Foster's family members reacted with shock and dismay to the news.
His mother, Sheila, told The New York Times that she would leave Texas because of Abbott's pardon.
"I feel like I'm in a Twilight Zone episode. This doesn't happen," she said. "It seems like this is some kind of a political circus and it's costing me my life."
She added that Foster "deserved so much better" and was "out there protecting people from people like Perry."
Foster's partner Whitney Mitchell said: "I am heartbroken by this lawlessness. Gov. Abbott has shown that, to him, only certain lives matter. He has made us all less safe."
"With this pardon, the governor has desecrated the life of a murdered Texan and U.S. Air Force veteran, and impugned that jury's just verdict," she further toldHouston Public Media. "He has declared that Texans who hold political views that are different from his—and different from those in power—can be killed in this state with impunity."
Public and elected officials also criticized Abbott's pardon.
Travis County District Attorney José Garza, who prosecuted the case, said the pardon board and Abbott had made a "mockery of our legal system."
"Their actions are contrary to the law and demonstrate that there are two classes of people in this state where some lives matter and some lives do not," Garza continued. "They have sent a message to Garrett Foster's family, to his partner, and to our community that his life does not matter."
Rep. Lloyd Doggett (D-Texas) suggested the pardon was politically motivated.
"Let's call this for what it is: From the start, Abbott wanted to pardon this racist murderer to score political points with MAGA Republicans," Doggett wrote on social media.
Texas state Rep. Ron Reynolds (D-27), chairman of the Texas Black Legislative State Caucus, said in a statement that "the blatant hypocrisy in this decision is beyond comprehension" and it was an "all-time low, even for the governor."
"This pardon not only undermines the justice system but also sends a chilling message that politically motivated violence is acceptable," Reynolds continued. "This decision is a slap in the face to the Foster family, the Black Lives Matter movement, and to all who believe in justice and equality."
Reynolds added: "Gov. Abbott's actions are not only disappointing—they are deeply disturbing. They reveal a willingness to ignore the rule of law and cater to a dangerous ideology that puts lives at risk.
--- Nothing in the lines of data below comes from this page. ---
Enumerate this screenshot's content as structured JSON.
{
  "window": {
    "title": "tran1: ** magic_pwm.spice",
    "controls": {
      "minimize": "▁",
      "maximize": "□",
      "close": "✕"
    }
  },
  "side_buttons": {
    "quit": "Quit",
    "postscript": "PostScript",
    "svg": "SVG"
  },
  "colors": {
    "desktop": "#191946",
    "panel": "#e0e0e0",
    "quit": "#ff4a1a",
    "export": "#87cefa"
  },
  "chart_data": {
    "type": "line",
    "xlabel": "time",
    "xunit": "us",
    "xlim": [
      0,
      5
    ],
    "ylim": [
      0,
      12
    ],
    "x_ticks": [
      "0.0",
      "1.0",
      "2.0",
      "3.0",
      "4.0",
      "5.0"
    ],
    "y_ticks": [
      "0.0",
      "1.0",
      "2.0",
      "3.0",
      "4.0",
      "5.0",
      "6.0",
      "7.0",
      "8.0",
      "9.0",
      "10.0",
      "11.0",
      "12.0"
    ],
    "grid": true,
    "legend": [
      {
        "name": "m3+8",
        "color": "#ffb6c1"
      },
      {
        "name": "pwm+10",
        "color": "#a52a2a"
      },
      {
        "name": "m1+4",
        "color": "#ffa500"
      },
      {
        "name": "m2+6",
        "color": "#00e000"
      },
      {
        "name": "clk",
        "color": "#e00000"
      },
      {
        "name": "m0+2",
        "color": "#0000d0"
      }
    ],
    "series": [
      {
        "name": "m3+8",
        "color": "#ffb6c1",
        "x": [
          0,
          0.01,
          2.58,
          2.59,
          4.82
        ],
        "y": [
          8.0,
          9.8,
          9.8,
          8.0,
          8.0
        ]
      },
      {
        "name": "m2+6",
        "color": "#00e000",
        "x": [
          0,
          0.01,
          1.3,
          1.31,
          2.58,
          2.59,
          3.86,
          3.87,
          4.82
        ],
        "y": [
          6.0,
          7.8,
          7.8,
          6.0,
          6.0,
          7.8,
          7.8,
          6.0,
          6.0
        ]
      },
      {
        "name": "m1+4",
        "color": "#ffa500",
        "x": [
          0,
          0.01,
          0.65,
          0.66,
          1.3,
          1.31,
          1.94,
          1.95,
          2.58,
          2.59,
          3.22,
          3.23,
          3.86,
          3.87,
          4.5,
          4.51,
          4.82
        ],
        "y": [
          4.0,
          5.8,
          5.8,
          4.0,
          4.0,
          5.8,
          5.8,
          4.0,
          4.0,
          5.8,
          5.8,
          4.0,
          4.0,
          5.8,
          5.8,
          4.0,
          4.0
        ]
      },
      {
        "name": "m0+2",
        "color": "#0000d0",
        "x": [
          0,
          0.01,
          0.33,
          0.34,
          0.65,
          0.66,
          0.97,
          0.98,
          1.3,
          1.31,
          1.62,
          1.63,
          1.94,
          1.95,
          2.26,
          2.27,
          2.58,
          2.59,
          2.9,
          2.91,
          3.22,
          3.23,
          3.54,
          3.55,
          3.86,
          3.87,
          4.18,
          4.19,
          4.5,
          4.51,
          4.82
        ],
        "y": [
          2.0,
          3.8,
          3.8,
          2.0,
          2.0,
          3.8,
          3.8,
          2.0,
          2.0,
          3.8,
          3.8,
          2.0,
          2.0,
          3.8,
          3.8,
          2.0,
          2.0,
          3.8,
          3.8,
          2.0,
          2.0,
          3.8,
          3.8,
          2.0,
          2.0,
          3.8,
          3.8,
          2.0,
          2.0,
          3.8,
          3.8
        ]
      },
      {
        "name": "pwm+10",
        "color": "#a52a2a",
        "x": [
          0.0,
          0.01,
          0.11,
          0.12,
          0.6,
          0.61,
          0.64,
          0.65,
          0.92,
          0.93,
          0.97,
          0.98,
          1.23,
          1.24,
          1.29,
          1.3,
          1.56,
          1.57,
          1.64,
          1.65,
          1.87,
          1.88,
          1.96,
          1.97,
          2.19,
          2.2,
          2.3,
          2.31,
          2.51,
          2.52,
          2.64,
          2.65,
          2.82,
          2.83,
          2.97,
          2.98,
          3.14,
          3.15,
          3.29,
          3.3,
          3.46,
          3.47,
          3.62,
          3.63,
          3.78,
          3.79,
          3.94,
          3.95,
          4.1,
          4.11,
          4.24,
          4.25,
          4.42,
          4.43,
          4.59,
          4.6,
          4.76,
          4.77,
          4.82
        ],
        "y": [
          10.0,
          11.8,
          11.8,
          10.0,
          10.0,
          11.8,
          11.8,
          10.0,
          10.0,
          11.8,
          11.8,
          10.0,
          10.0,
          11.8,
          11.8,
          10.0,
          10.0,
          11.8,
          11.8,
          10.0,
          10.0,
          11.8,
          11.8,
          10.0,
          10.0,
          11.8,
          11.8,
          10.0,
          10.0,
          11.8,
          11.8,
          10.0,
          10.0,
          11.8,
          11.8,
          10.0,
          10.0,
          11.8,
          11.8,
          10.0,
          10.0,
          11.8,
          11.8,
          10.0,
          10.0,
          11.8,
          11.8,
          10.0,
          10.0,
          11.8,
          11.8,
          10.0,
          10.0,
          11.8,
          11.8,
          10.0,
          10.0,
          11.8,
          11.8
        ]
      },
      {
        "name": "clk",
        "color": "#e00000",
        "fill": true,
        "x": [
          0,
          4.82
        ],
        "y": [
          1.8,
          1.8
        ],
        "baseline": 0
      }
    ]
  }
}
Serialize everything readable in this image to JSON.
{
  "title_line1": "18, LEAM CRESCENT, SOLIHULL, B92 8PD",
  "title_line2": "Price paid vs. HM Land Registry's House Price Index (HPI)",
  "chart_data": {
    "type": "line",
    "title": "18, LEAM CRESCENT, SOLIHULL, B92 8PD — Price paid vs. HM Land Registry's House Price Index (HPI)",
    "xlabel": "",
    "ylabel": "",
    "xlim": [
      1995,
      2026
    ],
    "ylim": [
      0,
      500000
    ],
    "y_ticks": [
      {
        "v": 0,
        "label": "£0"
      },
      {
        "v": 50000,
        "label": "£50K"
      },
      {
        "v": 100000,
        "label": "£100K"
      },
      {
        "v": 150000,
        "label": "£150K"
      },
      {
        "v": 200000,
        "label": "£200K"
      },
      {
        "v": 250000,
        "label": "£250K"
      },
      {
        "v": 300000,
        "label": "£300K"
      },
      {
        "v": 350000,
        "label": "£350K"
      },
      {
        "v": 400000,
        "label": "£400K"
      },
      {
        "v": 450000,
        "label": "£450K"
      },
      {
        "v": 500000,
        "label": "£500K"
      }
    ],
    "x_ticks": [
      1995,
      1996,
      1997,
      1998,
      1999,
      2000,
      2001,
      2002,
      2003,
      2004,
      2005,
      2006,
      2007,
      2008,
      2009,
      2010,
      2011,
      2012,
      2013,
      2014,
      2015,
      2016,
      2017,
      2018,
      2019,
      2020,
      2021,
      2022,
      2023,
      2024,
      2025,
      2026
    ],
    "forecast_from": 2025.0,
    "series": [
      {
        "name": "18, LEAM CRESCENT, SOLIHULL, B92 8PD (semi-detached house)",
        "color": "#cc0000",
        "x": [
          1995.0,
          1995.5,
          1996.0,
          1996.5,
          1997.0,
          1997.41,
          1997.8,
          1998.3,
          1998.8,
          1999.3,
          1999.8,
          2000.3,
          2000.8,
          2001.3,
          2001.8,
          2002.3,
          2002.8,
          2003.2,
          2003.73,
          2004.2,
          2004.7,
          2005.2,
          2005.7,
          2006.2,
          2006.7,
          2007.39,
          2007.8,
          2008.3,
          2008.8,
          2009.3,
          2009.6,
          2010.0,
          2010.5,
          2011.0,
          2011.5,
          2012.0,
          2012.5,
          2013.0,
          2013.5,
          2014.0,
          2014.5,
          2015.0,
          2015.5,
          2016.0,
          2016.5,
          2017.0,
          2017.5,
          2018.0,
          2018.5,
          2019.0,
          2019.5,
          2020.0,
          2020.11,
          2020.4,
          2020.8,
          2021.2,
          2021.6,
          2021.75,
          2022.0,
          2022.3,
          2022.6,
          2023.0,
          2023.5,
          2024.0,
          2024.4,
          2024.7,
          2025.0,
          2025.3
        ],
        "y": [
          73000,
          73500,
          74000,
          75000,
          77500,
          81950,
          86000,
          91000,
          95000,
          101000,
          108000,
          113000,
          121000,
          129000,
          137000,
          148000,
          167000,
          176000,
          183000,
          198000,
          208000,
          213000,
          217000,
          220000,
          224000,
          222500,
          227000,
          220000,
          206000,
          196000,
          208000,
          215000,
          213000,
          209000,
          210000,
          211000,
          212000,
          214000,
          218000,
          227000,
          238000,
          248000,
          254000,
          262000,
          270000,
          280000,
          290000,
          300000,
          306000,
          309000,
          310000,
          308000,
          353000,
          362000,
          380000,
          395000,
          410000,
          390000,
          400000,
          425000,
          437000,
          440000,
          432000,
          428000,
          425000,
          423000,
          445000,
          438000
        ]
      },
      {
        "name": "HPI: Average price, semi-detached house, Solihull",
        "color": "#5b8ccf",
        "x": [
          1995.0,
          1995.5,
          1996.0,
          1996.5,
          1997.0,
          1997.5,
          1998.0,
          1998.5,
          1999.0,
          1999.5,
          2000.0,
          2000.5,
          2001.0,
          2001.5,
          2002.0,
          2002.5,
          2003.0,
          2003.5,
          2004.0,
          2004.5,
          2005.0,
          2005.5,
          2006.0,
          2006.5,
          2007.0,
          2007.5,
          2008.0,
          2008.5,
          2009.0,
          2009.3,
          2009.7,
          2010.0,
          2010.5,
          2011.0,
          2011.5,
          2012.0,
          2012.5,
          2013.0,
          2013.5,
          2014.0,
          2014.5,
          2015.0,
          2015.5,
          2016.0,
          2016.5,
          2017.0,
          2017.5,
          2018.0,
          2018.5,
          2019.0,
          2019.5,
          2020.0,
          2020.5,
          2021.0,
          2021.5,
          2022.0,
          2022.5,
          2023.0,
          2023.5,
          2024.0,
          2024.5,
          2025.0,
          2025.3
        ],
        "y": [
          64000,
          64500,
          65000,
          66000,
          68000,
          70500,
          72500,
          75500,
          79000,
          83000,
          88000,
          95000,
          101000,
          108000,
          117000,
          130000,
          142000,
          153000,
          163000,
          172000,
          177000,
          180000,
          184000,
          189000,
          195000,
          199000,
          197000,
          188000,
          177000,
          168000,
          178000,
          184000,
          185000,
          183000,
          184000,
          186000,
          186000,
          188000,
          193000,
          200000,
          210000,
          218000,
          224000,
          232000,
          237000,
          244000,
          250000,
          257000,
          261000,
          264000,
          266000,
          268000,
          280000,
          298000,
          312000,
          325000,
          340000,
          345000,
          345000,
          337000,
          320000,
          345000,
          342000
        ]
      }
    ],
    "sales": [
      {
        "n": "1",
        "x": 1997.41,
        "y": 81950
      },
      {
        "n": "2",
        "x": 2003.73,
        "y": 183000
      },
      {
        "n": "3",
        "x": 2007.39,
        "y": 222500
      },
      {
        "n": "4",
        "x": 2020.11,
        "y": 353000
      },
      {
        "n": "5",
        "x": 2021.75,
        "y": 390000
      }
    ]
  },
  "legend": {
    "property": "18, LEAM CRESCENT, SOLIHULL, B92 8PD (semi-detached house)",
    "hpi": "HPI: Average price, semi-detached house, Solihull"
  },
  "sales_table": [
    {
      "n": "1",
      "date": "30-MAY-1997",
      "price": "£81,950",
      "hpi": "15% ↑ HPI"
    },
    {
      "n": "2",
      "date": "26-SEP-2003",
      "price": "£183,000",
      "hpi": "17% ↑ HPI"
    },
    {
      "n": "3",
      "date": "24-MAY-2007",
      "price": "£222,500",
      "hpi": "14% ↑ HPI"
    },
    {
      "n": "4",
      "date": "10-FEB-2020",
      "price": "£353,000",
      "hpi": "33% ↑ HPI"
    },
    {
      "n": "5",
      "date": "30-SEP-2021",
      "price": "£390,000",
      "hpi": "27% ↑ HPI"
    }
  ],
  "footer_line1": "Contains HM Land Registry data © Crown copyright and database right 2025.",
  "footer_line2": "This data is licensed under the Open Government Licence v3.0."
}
This pardon sets a dangerous precedent that undermines public trust in our legal system and emboldens those who seek to harm others under the guise of political dissent."
Notably, the pardon board recommended a posthumous pardon for Floyd, whose killing by the Minneapolis police sparked the protests where Perry killed Foster. Floyd had a drug charge on the books from his time in Houston that, according to Austin lawyer Rick Cofer, stemmed from drug planting by corrupt cops. Abbott responded to that recommendation by pressuring the board to rescind it, which they eventually did.